Après une césarienne, tu vas en salle de réveil, le temps que tes jambes retrouvent un semblant de mobilité et que les effets de la péridurale de cheval qu'on t'a faite disparaissent. Tu y restes environ trois heures. Une éternité quand on ne rêve que d'une chose, prendre dans ses bras ce bébé qu'on a eu tout juste le temps d'embrasser dans le bloc opératoire froid et hostile. Trois heures pendant lesquelles tu essaies de te rappeler le plus précisément possible ses trait, le son de ses pleurs ou l'odeur animale de ses cheveux.

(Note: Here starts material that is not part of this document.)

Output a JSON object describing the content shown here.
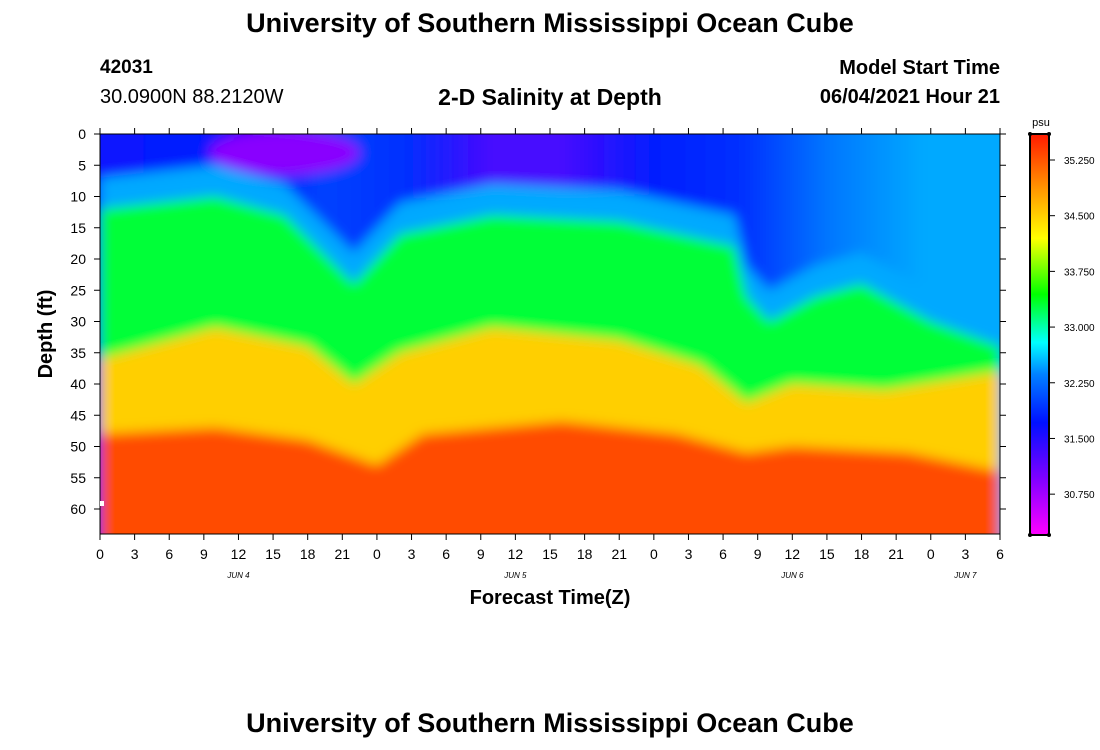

Dans l'espoir qu'on me laisse sortir plus vite de ce sas de décompression, je tentais désespérément de faire bouger mes orteils et mentait effrontément à chaque fois que l'infirmière venait me demander si enfin, je sentais mes pieds. Oui oui, c'est bon, que je lui disais alors qu'on aurait pu je pense m'amputer sans que je m'en rende compte. Et toutes les cinq minutes, je répétais la même phrase: "c'est bientôt l'heure, là ?". Et toutes les cinq minutes la réponse était la même: "encore un peu de patience, madame, un peu de patience".
Et puis est arrivée dans la salle une femme, à qui on venait d'enlever un sein. Elle avait peut-être trois, quatre, cinq ans de plus que moi. Elle se réveillait difficilement, ouvrait un oeil, gémissait, puis se rendormait.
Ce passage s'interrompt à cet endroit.